Candide de Voltaire en anglaisBilly Bragg est un chanteur de gauche que je suis sur Facebook et cette semaine, il a publié un billet sur le Brexit qui contenait le mot « panglossien » (ma traduction) :

Une fois que les négociations auront commencé, la balle sera dans le camp des Conservateurs. Ils devront résoudre plusieurs problèmes complexes, qui menacent leur vision panglossienne d’un Brexit aux termes plus avantageux que ceux dont le Royaume-Uni bénéficie actuellement.

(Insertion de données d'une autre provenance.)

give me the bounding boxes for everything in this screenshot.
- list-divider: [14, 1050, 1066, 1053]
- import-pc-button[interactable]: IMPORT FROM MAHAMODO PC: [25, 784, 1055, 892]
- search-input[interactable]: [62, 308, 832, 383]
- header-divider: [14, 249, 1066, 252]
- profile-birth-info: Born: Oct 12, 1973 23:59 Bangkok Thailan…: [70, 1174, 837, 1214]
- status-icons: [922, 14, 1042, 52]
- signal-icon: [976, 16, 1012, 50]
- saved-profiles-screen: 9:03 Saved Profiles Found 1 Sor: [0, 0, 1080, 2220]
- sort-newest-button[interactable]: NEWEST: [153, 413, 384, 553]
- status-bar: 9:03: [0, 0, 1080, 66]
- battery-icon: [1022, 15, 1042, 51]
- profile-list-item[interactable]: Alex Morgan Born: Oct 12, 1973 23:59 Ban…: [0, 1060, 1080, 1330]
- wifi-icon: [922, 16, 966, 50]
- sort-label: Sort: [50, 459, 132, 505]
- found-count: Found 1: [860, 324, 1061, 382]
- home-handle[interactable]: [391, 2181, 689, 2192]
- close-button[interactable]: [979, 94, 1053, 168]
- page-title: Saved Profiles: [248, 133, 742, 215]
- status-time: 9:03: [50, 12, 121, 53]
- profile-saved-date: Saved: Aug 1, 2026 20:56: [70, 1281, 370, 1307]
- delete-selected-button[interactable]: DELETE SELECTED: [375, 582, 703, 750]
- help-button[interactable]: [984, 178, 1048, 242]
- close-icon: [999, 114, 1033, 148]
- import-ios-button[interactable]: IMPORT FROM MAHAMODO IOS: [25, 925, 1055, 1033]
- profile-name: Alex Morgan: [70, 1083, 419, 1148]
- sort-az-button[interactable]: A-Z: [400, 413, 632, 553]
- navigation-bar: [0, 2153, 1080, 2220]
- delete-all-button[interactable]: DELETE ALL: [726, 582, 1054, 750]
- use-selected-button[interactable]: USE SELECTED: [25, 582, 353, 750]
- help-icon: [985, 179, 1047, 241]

Il est rare qu’on tombe sur l’adjectif « Panglossian » en anglais. Il me plaît bien, car il est dérivé d’un personnage de Candide, le roman satirique de Voltaire qui compte parmi mes livres préférés. Pangloss est le précepteur de Candide et sa philosophie se résume en une phrase : tout va pour le mieux dans le meilleur des mondes possibles. Cette idée d’un monde parfait épouse la théodicée de Leibniz : Dieu, bon et omnipotent, est incapable de créer un monde imparfait. Pour lui, le mal découle du libre arbitre des humains, mais au final, même le mal participe d’un bien ultime. Candide est une satire de l’optimisme de Leibniz et s’achève avec la conclusion suivante : « Il faut cultiver notre jardin », qui renvoie à la philosophie des Lumières.

L’auteur aurait pu choisir « over-optimistic » ou « rose-coloured », mais « Panglossian » ajoute une idée de naïveté et de ferveur que ces synonymes n’ont pas. Tout comme Pangloss adhère dévotement à cette philosophie particulière, les politiques qui poussent le Brexit font preuve d’une conviction quasi religieuse qu’ils mènent le Royaume-Uni sur la bonne voie. Espérons que, au contraire de Candide, nous n’aurons pas à traverser des épreuves infernales pour savoir qui a raison.